Where are you???
With some dude on the way to his house to blaze
You went back to a stranger's house????
He isn't a stranger...he used to be on kids, inc.
I love LA.
Help i just walked in on mom blowing dad
everything is bigger in texas. Including my drinking problem.
I projectile vomited into my sink. Jealous?
Kind of. My puke would have just dribbled down my chin and missed the sink completely.
Ohh that happened after I started to cry.
so, i drunkenly called my religious roomie because i was lost and told her if she couldn't come find me, jesus would condemn her to hell for not leading me to the light .. too much?
Do you relize what downtown will be like this week? Like open season. But instead of deer its hot baseball players from all over the country that we'll never have to see again.
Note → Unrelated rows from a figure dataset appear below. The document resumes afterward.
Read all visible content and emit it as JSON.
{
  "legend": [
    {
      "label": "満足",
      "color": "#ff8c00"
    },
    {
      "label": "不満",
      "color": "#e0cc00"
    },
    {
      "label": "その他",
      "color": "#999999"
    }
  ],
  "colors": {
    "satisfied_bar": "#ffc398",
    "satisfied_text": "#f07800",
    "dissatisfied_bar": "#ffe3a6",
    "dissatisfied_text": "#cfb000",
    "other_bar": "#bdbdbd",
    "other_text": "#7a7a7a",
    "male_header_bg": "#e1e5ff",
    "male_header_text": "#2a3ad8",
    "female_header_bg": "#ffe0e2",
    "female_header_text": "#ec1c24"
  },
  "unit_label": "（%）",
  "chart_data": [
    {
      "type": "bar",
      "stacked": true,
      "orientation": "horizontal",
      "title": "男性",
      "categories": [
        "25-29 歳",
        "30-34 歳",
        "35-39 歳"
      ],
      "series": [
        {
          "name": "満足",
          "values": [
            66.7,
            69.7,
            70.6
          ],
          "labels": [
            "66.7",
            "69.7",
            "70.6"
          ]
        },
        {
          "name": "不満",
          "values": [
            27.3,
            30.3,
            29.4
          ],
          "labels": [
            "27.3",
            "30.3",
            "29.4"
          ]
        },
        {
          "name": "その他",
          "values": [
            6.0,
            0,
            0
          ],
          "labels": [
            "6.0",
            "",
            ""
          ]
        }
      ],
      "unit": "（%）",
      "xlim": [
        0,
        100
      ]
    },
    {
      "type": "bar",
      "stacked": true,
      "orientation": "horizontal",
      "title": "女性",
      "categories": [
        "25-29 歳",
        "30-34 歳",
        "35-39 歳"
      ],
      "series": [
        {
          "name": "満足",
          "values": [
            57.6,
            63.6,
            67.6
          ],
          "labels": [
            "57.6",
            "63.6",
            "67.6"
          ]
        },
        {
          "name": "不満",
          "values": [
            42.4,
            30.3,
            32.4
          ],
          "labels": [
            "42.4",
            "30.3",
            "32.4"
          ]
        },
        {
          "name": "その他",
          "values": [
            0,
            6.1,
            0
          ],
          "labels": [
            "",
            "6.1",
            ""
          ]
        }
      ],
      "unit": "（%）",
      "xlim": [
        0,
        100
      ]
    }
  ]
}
I swear the college world series is a gift from god.
I was just stopped at a stop sign waiting for the moon to turn green.
And the horses in Central Park have blankets. And Rafiki just told me "it is time" in the back of our cab.
The to do list extremely baked self wrote for me last night says "1. Join gym 2. Passport? 3. Join a gym" And then just a drawing of a squid
He picked up a chick with a line about the price of used cars in Sri Lanka and developing economies. Step it up.
Well, I found the missing blow... in my fucking suitcase... THIS MORNING. Yeah, I flew from FL to NY with blow in my suitcase yesterday.
I told you to check, dude
Yeah, AFTER I checked my bag and I was already sitting on a plane. Oh well. I figured worst case I'd do like 15 hours in county and I was totally prepared for that anyways. I always prepare for that when we hang out.
So hungover. I'm getting too old for trolloping around in disco shorts going shot for shot with well behaved underclassmen in an effort to lure them to the dark side of alcoholism and liver failure.
How is it that on the one day I'm just moving my car at 6:30 I get the walk of shame looks but when I come home at 9 am in a torn dress holding heels old ladies smile at me?
Umm I might be late. Also I am may or may not have mayonnaise on my ass
Psssh like you wouldn't lick BBQ sauce off my nipples.